Kickstarter and other crowdfunding platforms are framed as donations.

Steam Early Access allows you to request a full refund at any point up until the actual launch of the game (and then 14 days after based on the standard refund policy), even if you have played it extensively.


> Kickstarter and other crowdfunding platforms are framed as donations.

I don't see any evidence of this on the Kickstarter website.

> Steam Early Access allows you to request a full refund at any point up until the actual launch of the game

This is not true. They are considered normal purchases.


Look closer, you'll see it says "Pledge" instead of "Buy Now" or similar language. You also receive a "Reward" if the project is successful.

https://store.steampowered.com/steam_refunds/ You may need to go back and forth with support to get a refund, but Early Access is ultimately covered under the pre-purchase terms.


I think you're misinterpreting "you can request a refund at any time prior to release" – the release date is the date it comes out on Early Access, not any potential 1.0.

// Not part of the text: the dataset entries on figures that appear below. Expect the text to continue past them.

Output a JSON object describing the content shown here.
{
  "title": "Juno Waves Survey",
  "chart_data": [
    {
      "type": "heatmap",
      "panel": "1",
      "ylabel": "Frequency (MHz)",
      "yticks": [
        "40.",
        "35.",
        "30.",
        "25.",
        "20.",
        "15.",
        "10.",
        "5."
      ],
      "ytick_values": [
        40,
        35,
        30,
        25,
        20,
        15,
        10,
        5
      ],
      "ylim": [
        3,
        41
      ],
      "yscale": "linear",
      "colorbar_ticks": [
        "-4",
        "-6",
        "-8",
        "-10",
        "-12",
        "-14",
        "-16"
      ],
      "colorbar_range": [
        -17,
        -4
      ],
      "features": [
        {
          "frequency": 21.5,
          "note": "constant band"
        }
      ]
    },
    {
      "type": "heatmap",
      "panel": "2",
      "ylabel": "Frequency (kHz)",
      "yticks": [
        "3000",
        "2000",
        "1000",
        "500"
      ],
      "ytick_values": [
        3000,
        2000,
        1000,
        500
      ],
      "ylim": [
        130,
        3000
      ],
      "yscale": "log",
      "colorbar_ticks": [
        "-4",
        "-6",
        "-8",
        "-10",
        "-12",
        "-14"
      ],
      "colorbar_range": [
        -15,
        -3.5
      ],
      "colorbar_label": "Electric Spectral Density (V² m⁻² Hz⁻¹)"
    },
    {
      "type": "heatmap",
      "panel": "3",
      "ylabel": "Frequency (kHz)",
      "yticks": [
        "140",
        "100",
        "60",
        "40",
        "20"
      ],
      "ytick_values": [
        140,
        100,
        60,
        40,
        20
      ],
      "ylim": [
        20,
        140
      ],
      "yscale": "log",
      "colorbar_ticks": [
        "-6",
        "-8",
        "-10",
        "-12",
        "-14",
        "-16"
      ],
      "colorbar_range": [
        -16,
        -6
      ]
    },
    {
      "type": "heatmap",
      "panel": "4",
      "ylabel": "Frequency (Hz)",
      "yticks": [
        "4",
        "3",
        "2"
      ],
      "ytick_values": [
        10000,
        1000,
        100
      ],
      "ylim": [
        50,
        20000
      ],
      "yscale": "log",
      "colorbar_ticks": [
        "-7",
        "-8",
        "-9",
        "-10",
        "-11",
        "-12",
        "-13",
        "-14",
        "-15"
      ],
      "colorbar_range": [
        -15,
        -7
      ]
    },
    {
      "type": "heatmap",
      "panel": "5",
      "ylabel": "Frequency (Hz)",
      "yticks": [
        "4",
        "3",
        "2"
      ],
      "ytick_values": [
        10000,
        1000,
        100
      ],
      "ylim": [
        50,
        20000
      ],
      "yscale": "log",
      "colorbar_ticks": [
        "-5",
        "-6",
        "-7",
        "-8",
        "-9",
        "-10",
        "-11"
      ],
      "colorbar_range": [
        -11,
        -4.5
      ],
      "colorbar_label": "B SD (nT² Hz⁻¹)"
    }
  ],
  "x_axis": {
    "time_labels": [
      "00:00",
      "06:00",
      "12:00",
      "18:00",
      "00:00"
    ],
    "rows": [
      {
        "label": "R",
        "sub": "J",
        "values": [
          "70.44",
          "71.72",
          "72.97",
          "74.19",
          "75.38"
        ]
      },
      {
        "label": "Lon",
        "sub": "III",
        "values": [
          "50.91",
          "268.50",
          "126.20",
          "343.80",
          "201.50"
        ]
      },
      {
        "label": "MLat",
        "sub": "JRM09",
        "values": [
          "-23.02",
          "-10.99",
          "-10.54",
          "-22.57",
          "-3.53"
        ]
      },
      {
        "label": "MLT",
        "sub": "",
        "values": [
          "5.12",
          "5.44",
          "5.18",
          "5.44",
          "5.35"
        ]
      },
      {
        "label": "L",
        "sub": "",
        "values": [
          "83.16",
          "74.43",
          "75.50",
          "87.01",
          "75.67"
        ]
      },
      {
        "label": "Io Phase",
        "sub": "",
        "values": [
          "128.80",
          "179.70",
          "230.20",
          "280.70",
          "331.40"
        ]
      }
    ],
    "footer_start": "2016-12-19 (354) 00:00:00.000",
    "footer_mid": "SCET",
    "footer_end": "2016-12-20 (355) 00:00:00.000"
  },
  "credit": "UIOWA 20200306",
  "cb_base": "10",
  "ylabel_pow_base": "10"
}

And re: kickstarter, I think "pledge" is in relation to the fact that you don't have to pay unless the project gets over it's goal. I remain very skeptical that pre-orders are as legally shaky as you claim.


> Are these non-released steam games killing people?

This isn't relevant to the law! But also by the same argument how is a non-released self-driving product killing people?


Are these non-released steam games killing people?


They don't, just like the non-released FSD doesn't, because it isn't available yet.

The original claim I replied to was talking about the possibility of Tesla getting sued for delaying multiple times the release of a product that's in active development (and thus being unavailable). I don't see how the discussion about a product that the public has no access to "killing people" is relevant at all.